Canada is experiencing a climate of reduced budgets and increasing costs in health and social care. At the same time, public servants face a daily imperative for accountability, transparency and results-based management.
I am married to a public servant, so I can attest to that. But fiscal pressure can sometimes provide the impetus for change.
PLAN is a model that provides an opportunity to shift from patient centred care to network centred care - a shift that front line professionals are beginning to realise holds potential to ease pressure on their budgets, by coordinating support for a vulnerable individual in the community. Accountability and transparency are natural outcomes of support networks which consist of people who share objectives that affect someone they love.
In these examples of transformational change, the protagonists followed similar steps. They set aside their assumptions about the status quo and prepared themselves to imagine something different - something better. They rearranged their vantage point in order to generate a new set of fundamental objectives. They aligned with others who shared a vested interest in working to a common purpose. And every participant was considered an equal co-creator, regardless of professional qualification. The umbrella organisation had ultimate responsibility for outcomes, but collaborated with users right up to the management level.
In business terms, all these approaches including the Capability Approach apply the principles of cultural decision-making rather than administrative decision-making.
These models build in the capacity to bend rules in a way that is responsive to the messy and fluid requirements of those living with challenging circumstances. These models build in authentic collaborative relationships across the spectrum of provider and end user because the authors understand the concept of interdependency.
My family uses a wide range of services and innovations. I passionately WANT to collaborate with professionals involved in both my son's and my mother's care. And I am not unique in this regard.

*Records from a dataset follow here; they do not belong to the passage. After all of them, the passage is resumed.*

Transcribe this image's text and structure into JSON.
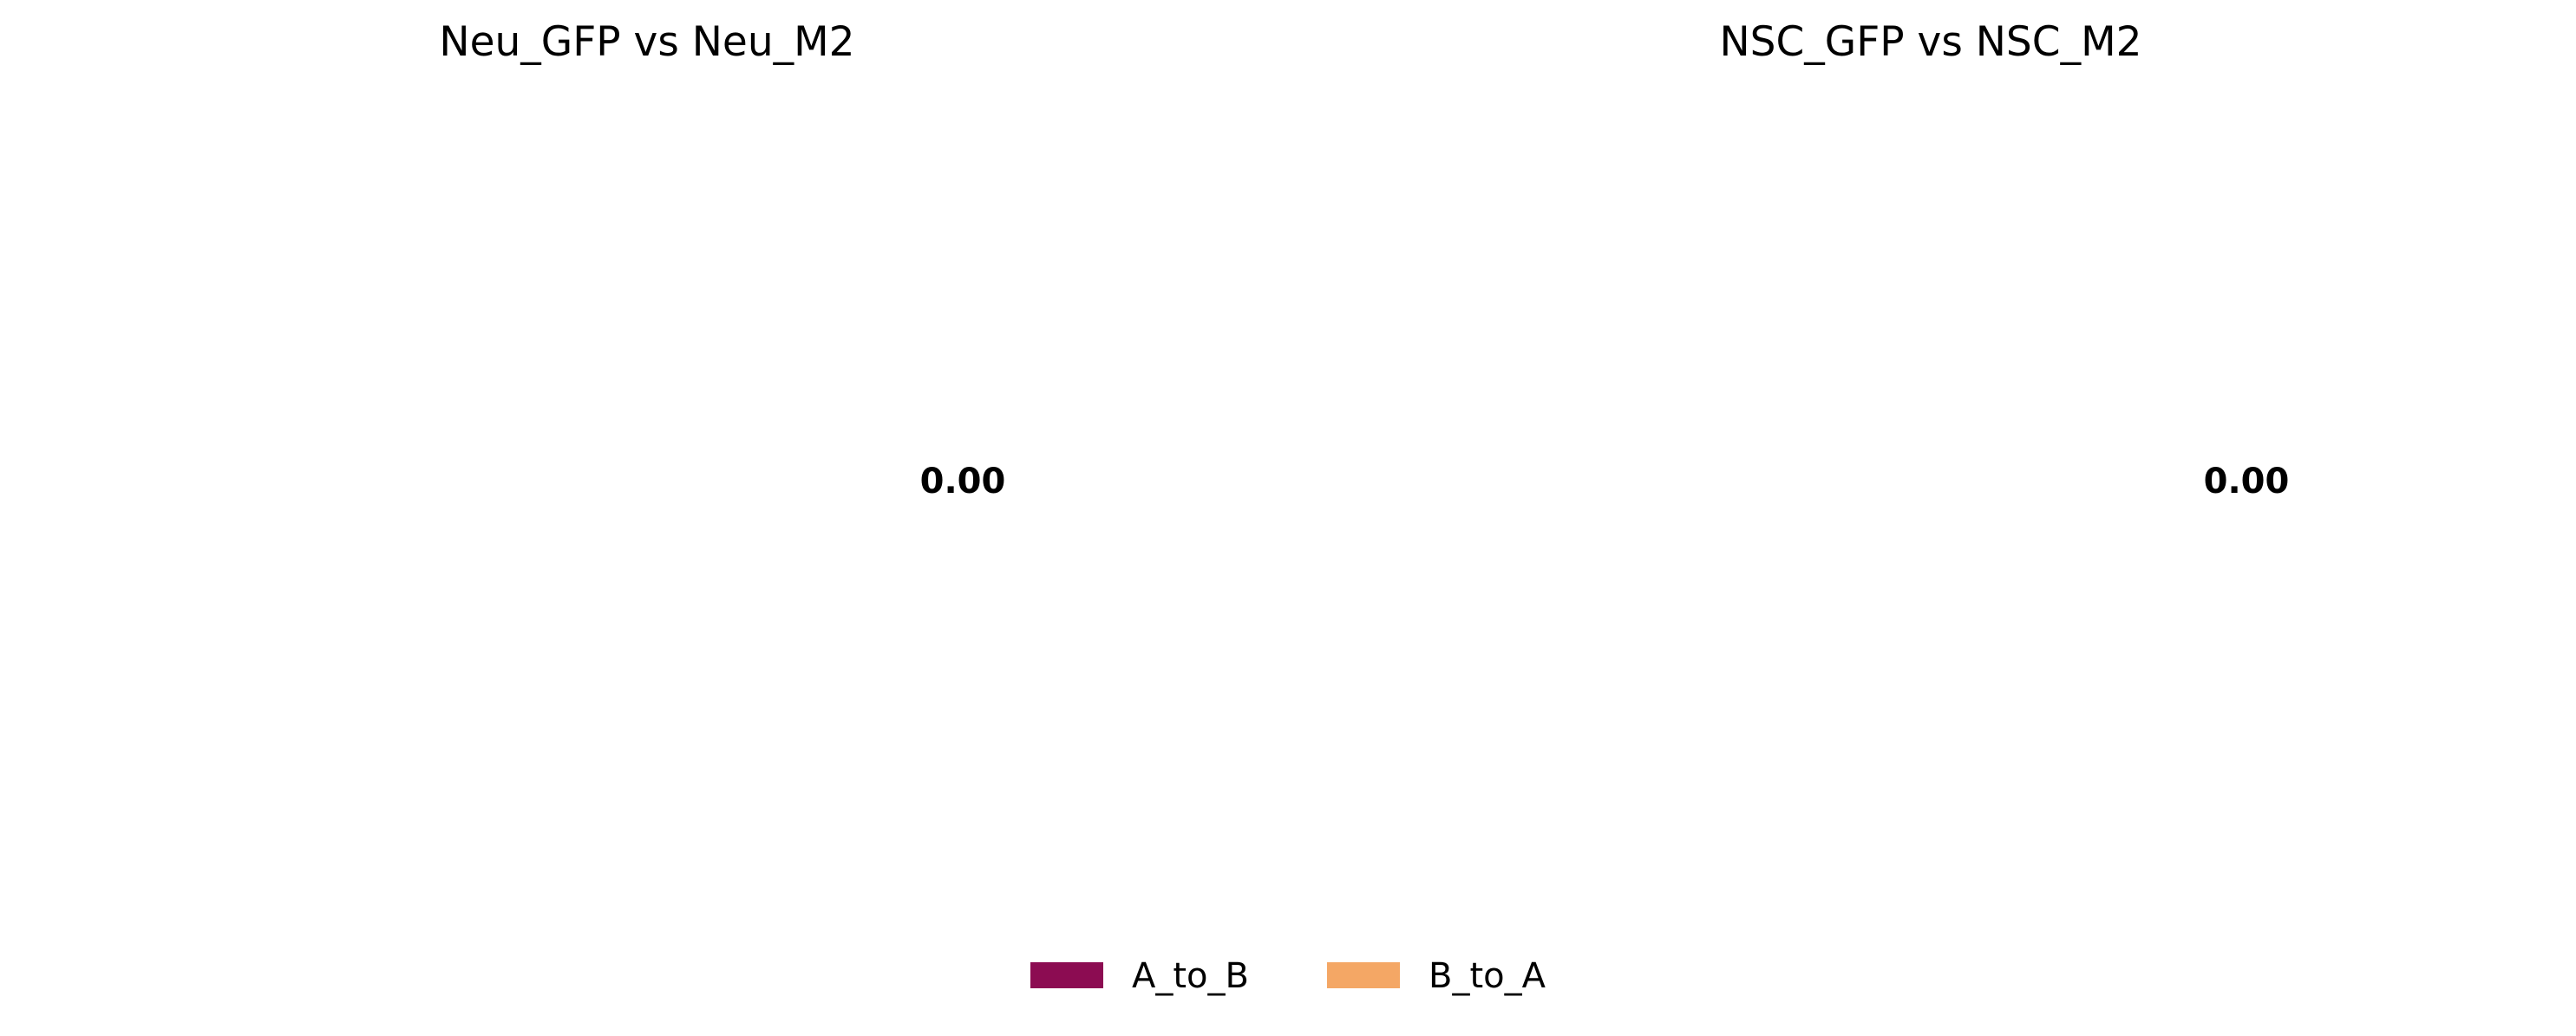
{
  "chart_data": [
    {
      "type": "pie",
      "title": "Neu_GFP vs Neu_M2",
      "categories": [
        "A_to_B",
        "B_to_A"
      ],
      "values": [
        0,
        0
      ],
      "center_label": "0.00"
    },
    {
      "type": "pie",
      "title": "NSC_GFP vs NSC_M2",
      "categories": [
        "A_to_B",
        "B_to_A"
      ],
      "values": [
        0,
        0
      ],
      "center_label": "0.00"
    }
  ],
  "legend": {
    "placement": "bottom-center",
    "items": [
      {
        "label": "A_to_B",
        "color": "#8c0c52"
      },
      {
        "label": "B_to_A",
        "color": "#f4a765"
      }
    ]
  }
}
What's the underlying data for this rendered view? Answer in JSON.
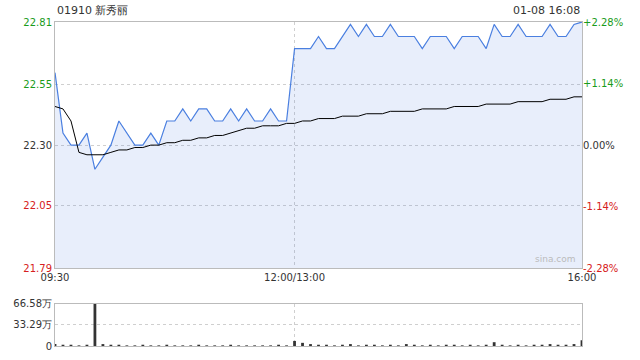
{
  "chart_data": [
    {
      "type": "line",
      "title": "01910 新秀丽",
      "subtitle": "01-08 16:08",
      "categories": [
        "09:30",
        null,
        null,
        null,
        null,
        null,
        null,
        null,
        null,
        null,
        null,
        null,
        null,
        null,
        null,
        null,
        null,
        null,
        null,
        null,
        null,
        null,
        null,
        null,
        null,
        null,
        null,
        null,
        null,
        null,
        "12:00/13:00",
        null,
        null,
        null,
        null,
        null,
        null,
        null,
        null,
        null,
        null,
        null,
        null,
        null,
        null,
        null,
        null,
        null,
        null,
        null,
        null,
        null,
        null,
        null,
        null,
        null,
        null,
        null,
        null,
        null,
        null,
        null,
        null,
        null,
        null,
        null,
        "16:00"
      ],
      "series": [
        {
          "type": "area",
          "color": "#4a7fe0",
          "values": [
            22.6,
            22.35,
            22.3,
            22.3,
            22.35,
            22.2,
            22.25,
            22.3,
            22.4,
            22.35,
            22.3,
            22.3,
            22.35,
            22.3,
            22.4,
            22.4,
            22.45,
            22.4,
            22.45,
            22.45,
            22.4,
            22.4,
            22.45,
            22.4,
            22.45,
            22.4,
            22.4,
            22.45,
            22.4,
            22.4,
            22.7,
            22.7,
            22.7,
            22.75,
            22.7,
            22.7,
            22.75,
            22.8,
            22.75,
            22.8,
            22.75,
            22.75,
            22.8,
            22.75,
            22.75,
            22.75,
            22.7,
            22.75,
            22.75,
            22.75,
            22.7,
            22.75,
            22.75,
            22.75,
            22.7,
            22.8,
            22.75,
            22.75,
            22.8,
            22.75,
            22.75,
            22.75,
            22.8,
            22.75,
            22.75,
            22.8,
            22.81
          ]
        },
        {
          "type": "line",
          "color": "#000000",
          "values": [
            22.46,
            22.45,
            22.4,
            22.27,
            22.26,
            22.26,
            22.26,
            22.27,
            22.28,
            22.28,
            22.29,
            22.29,
            22.3,
            22.3,
            22.31,
            22.31,
            22.32,
            22.32,
            22.33,
            22.33,
            22.34,
            22.34,
            22.35,
            22.36,
            22.37,
            22.37,
            22.38,
            22.38,
            22.38,
            22.39,
            22.39,
            22.4,
            22.4,
            22.41,
            22.41,
            22.41,
            22.42,
            22.42,
            22.42,
            22.43,
            22.43,
            22.43,
            22.44,
            22.44,
            22.44,
            22.44,
            22.45,
            22.45,
            22.45,
            22.45,
            22.46,
            22.46,
            22.46,
            22.46,
            22.47,
            22.47,
            22.47,
            22.47,
            22.48,
            22.48,
            22.48,
            22.48,
            22.49,
            22.49,
            22.49,
            22.5,
            22.5
          ]
        }
      ],
      "ylim": [
        21.79,
        22.81
      ],
      "yticks": [
        22.81,
        22.55,
        {
          "value": 22.3,
          "label": "22.30"
        },
        22.05,
        21.79
      ],
      "y2lim": [
        -2.28,
        2.28
      ],
      "y2ticks": [
        {
          "value": 2.28,
          "label": "+2.28%"
        },
        {
          "value": 1.14,
          "label": "+1.14%"
        },
        {
          "value": 0,
          "label": "0.00%"
        },
        {
          "value": -1.14,
          "label": "-1.14%"
        },
        {
          "value": -2.28,
          "label": "-2.28%"
        }
      ],
      "grid": true,
      "annotations": [
        {
          "text": "sina.com"
        }
      ]
    },
    {
      "type": "bar",
      "categories": [
        "09:30",
        null,
        null,
        null,
        null,
        null,
        null,
        null,
        null,
        null,
        null,
        null,
        null,
        null,
        null,
        null,
        null,
        null,
        null,
        null,
        null,
        null,
        null,
        null,
        null,
        null,
        null,
        null,
        null,
        null,
        "12:00/13:00",
        null,
        null,
        null,
        null,
        null,
        null,
        null,
        null,
        null,
        null,
        null,
        null,
        null,
        null,
        null,
        null,
        null,
        null,
        null,
        null,
        null,
        null,
        null,
        null,
        null,
        null,
        null,
        null,
        null,
        null,
        null,
        null,
        null,
        null,
        null,
        "16:00"
      ],
      "values": [
        3,
        2,
        2,
        1,
        2,
        66.58,
        3,
        2,
        2,
        1,
        1,
        2,
        1,
        1,
        2,
        1,
        1,
        1,
        2,
        1,
        1,
        1,
        2,
        1,
        1,
        1,
        1,
        1,
        2,
        1,
        8,
        5,
        3,
        2,
        2,
        1,
        2,
        3,
        1,
        2,
        2,
        1,
        2,
        1,
        3,
        2,
        1,
        2,
        1,
        2,
        2,
        1,
        2,
        1,
        2,
        6,
        2,
        1,
        2,
        1,
        2,
        2,
        3,
        2,
        2,
        3,
        9
      ],
      "color": "#333333",
      "ylim": [
        0,
        66.58
      ],
      "yticks": [
        {
          "value": 66.58,
          "label": "66.58万"
        },
        {
          "value": 33.29,
          "label": "33.29万"
        },
        0
      ],
      "grid": true,
      "tick_labels": "y"
    }
  ]
}
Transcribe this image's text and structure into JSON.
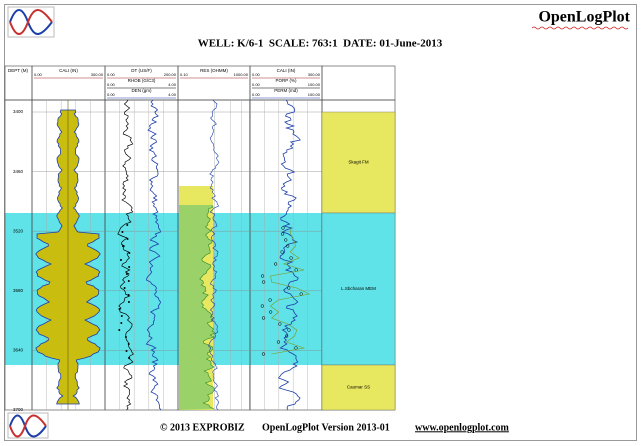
{
  "header": {
    "title": "OpenLogPlot",
    "subtitle": "WELL: K/6-1  SCALE: 763:1  DATE: 01-June-2013"
  },
  "depth_track": {
    "label": "DEPT (M)",
    "depths": [
      3400,
      3460,
      3520,
      3580,
      3640,
      3700
    ]
  },
  "tracks": [
    {
      "curves": [
        {
          "name": "CALI (IN)",
          "min": "0.00",
          "max": "300.00"
        }
      ]
    },
    {
      "curves": [
        {
          "name": "DT (US/F)",
          "min": "0.00",
          "max": "200.00"
        },
        {
          "name": "RHOB (G/C3)",
          "min": "0.00",
          "max": "4.00"
        },
        {
          "name": "DEN (gm)",
          "min": "0.00",
          "max": "4.00"
        }
      ]
    },
    {
      "curves": [
        {
          "name": "RES (OHMM)",
          "min": "0.10",
          "max": "1000.00"
        }
      ]
    },
    {
      "curves": [
        {
          "name": "CALI (IN)",
          "min": "0.00",
          "max": "300.00"
        },
        {
          "name": "PORP (%)",
          "min": "0.00",
          "max": "100.00"
        },
        {
          "name": "PERM (md)",
          "min": "0.00",
          "max": "100.00"
        }
      ]
    }
  ],
  "zones": [
    {
      "name": "Skagit FM"
    },
    {
      "name": "L.Sbcharan MEM"
    },
    {
      "name": "Caumar SS"
    }
  ],
  "footer": {
    "copyright": "© 2013 EXPROBIZ",
    "version": "OpenLogPlot Version 2013-01",
    "url": "www.openlogplot.com"
  }
}
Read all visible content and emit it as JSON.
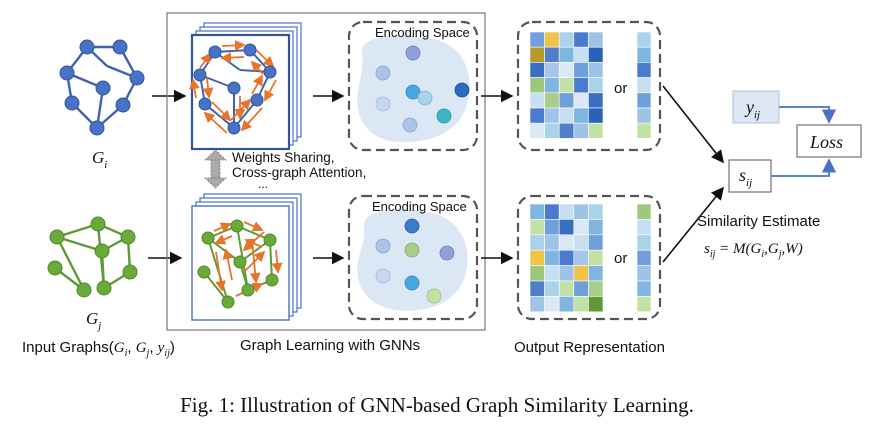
{
  "figure": {
    "caption": "Fig. 1: Illustration of GNN-based Graph Similarity Learning.",
    "labels": {
      "gi": "G",
      "gi_sub": "i",
      "gj": "G",
      "gj_sub": "j",
      "input_graphs": "Input Graphs(",
      "input_graphs_args": "G",
      "weights_sharing": "Weights Sharing,",
      "cross_graph_attention": "Cross-graph Attention,",
      "ellipsis": "...",
      "encoding_space_top": "Encoding Space",
      "encoding_space_bottom": "Encoding Space",
      "or_top": "or",
      "or_bottom": "or",
      "graph_learning": "Graph Learning with GNNs",
      "output_representation": "Output Representation",
      "y_ij": "y",
      "y_ij_sub": "ij",
      "s_ij": "s",
      "s_ij_sub": "ij",
      "loss": "Loss",
      "similarity_estimate": "Similarity Estimate",
      "formula": "s",
      "formula_sub": "ij",
      "formula_rest": " = M(G",
      "formula_rest2": "i",
      "formula_rest3": ",G",
      "formula_rest4": "j",
      "formula_rest5": ",W)"
    },
    "colors": {
      "graph_blue": "#4a72c4",
      "graph_blue_edge": "#3e64b0",
      "graph_green": "#6aaa3a",
      "graph_green_edge": "#5f9a34",
      "arrow_orange": "#e8732a",
      "encoding_bg": "#dbe7f5",
      "y_box": "#dce6f4",
      "connector": "#4a72c4"
    }
  }
}
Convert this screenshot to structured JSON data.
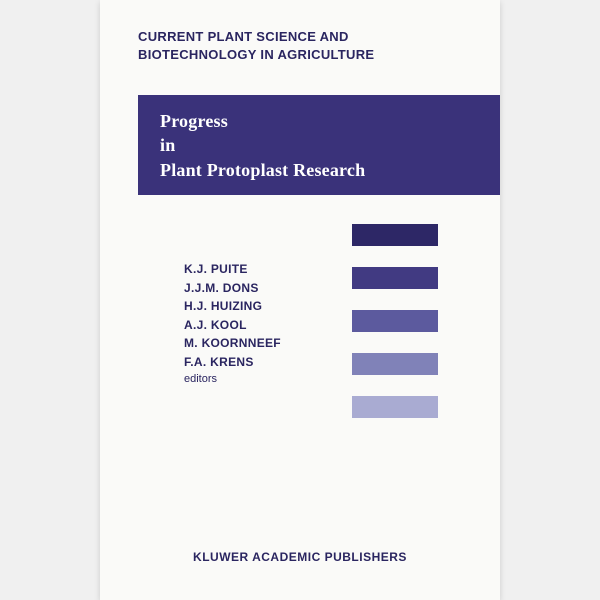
{
  "series": {
    "line1": "CURRENT PLANT SCIENCE AND",
    "line2": "BIOTECHNOLOGY IN AGRICULTURE"
  },
  "title": {
    "line1": "Progress",
    "line2": "in",
    "line3": "Plant Protoplast Research"
  },
  "title_band_color": "#3a327a",
  "editors": [
    "K.J. PUITE",
    "J.J.M. DONS",
    "H.J. HUIZING",
    "A.J. KOOL",
    "M. KOORNNEEF",
    "F.A. KRENS"
  ],
  "editors_label": "editors",
  "color_bars": [
    "#2d2766",
    "#413a82",
    "#5c5a9e",
    "#8082b8",
    "#a9abd2"
  ],
  "publisher": "KLUWER ACADEMIC PUBLISHERS",
  "background_color": "#fafaf8",
  "text_color": "#2a2560"
}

Family members who provide complex care to a loved one develop a myriad of skills and a wealth of knowledge. We want the freedom to use our knowledge and skills LIKE an app - in ways that will give us a life that we value and have reason to value. We want access to innovators so that we can customize our care and support on a continual basis. If we are the bird and we collaborate closely with the person tossing us toward an agreed target on the wall, believe me, we will fly toward that target and we will land there every time if we possibly can.
Most of us here at the FICCDAT Conference represent cultures and societies that do not suffer from widespread extreme poverty.
But that doesn’t mean we don’t have important lessons to learn from the slums of India, the favelas of Brazil or the economists who seek to create better lives for those who are very poor. Necessity is the mother of invention. And the worldwide recession, combined with the demographics of aging and an explosion of technological innovation, provide us the seeds of real, positive change if choose to sow them. And that vantage point is full of hope and possibility.
It is my vantage point. I wish you all a wonderful FICCDAT conference.